Tüm bu gelgitler arasında tanıdığım biri daha vardı. Bölümden genç bir hoca. Uzunca siyah saçları, gözünde gözlüğü, ekoseli gömleği, ara ara çaldığı kemanı ve hep kenarda durmasıyla etkilemişti beni. Ben de onu etkilemiş olmalıyım. Bölümde sen diyebildiği ve duyabildiği bir ikiden biriydim. Geri kalan her şey sizdi ona. Günler ve odaya ziyaretler evine taşındı. Tütsü yakmayı onun sayesinde öğrendim, o çok severdi. İlk votkamı ondan içtim. O New York'lu grubun plak kaydını ilk kez ondan dinledim. O andaki suratım hala aklımdadır. Cenneti görmüş bir çocuk gibiydim..O kadim nemrut duvar çatırdıyordu! Eşlik eden Kemal şarkısı ruhumu dolduruyordu. Mucizeler? O anda dolan gözlerim kadar gerçektiler..

Neil Gaiman'ın karakteri Shadow'un dediği gibi "Ölüler ölü kalmalı" Bu adam da bir sabah eşinin isteğiyle AŞTİ'ye hızlıca giderken çarpan bir minibüs sonucu hayatını kaybetti. Detayları ve fişini çekeni hatırlayan çok iyi hatırlar.. Xanaxlar sebil oldu dağıtıldı, koca koca hocaların gözler oldu çeşme.
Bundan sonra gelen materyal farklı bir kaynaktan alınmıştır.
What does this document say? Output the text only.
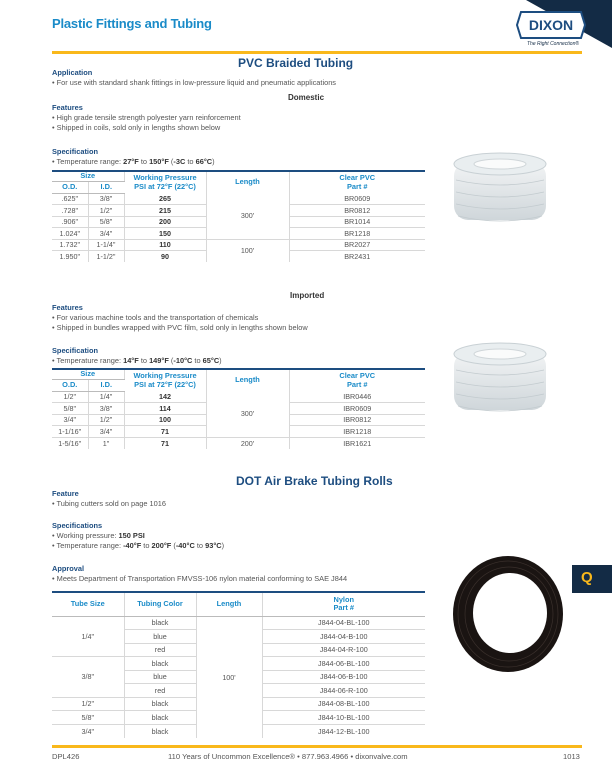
Plastic Fittings and Tubing	DIXON
The Right Connection®
PVC Braided Tubing
Application
• For use with standard shank fittings in low-pressure liquid and pneumatic applications
Domestic
Features
• High grade tensile strength polyester yarn reinforcement
• Shipped in coils, sold only in lengths shown below
Specification
• Temperature range: 27°F to 150°F (-3C to 66°C)
Size		Working Pressure
PSI at 72°F (22°C)	Length	Clear PVC
Part #
O.D.	I.D.			
.625"	3/8"	265	300'	BR0609
.728"	1/2"	215		BR0812
.906"	5/8"	200		BR1014
1.024"	3/4"	150		BR1218
1.732"	1-1/4"	110	100'	BR2027
1.950"	1-1/2"	90		BR2431
Imported
Features
• For various machine tools and the transportation of chemicals
• Shipped in bundles wrapped with PVC film, sold only in lengths shown below
Specification
• Temperature range: 14°F to 149°F (-10°C to 65°C)
Size		Working Pressure
PSI at 72°F (22°C)	Length	Clear PVC
Part #
O.D.	I.D.			
1/2"	1/4"	142	300'	IBR0446
5/8"	3/8"	114		IBR0609
3/4"	1/2"	100		IBR0812
1-1/16"	3/4"	71		IBR1218
1-5/16"	1"	71	200'	IBR1621
DOT Air Brake Tubing Rolls
Feature
• Tubing cutters sold on page 1016
Specifications
• Working pressure: 150 PSI
• Temperature range: -40°F to 200°F (-40°C to 93°C)
Approval
• Meets Department of Transportation FMVSS-106 nylon material conforming to SAE J844
Tube Size	Tubing Color	Length	Nylon
Part #
1/4"	black	100'	J844-04-BL-100
	blue		J844-04-B-100
	red		J844-04-R-100
3/8"	black		J844-06-BL-100
	blue		J844-06-B-100
	red		J844-06-R-100
1/2"	black		J844-08-BL-100
5/8"	black		J844-10-BL-100
3/4"	black		J844-12-BL-100
Q
DPL426	110 Years of Uncommon Excellence® • 877.963.4966 • dixonvalve.com	1013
Bense aniden bir balonuğa girdim. Dünyam durdu. Derslerim bitti. Kupkuru gözler, çok eskileri andıran bir surat. Ve durdum. Sadece durdum. Birkaç akşam geçti odadan çıkmadım, hatırlamadığım kadar bira sonra açtım Kemal'i. Hiç ağlamadığım kadar ağladım. Tüm içimi ve geçmişimi döktüm orada bana yadigar şarkıya. Saat sonra kendime geldiğimde artık her şey değişmişti. Dünya daha sert ve acımasızdı. Sürekli yer ve yön değiştiren tehlikeler ve anca diğerine yol açmak için duran kötülükler vardı. Oysa yoktu. Bilerek ziyaret etmediğim toprağında huzurla uyuyordu. Benim içinse her şey yeniden başlıyordu.

Ama yeniden başlangıçta yanımda değil, kafamdaydı. Ve ilk olarak o olmaya çalıştım, yolları sevdim sonuçlardan kaçtım. Rol modelime, beni ben yapan adama yakın tuttum yolumu. Ve o yol daha çekici geldi. Varmak gözümde değildi. Duvarımı da tuğla tuğla söktüm.Hala şurada kalıntıları kalsa da, artık duvar yok. Berlin Duvarının yıkılması bir devrimdi. Bu da benim devrimim. Ve nasıl Jean D'Arc'ın Jean D'Arc olması için yanması gerekiyorduysa, senin de orada gözlerini kapatman gerekiyormuş bu olmam, ben olmam, özgür olmam için.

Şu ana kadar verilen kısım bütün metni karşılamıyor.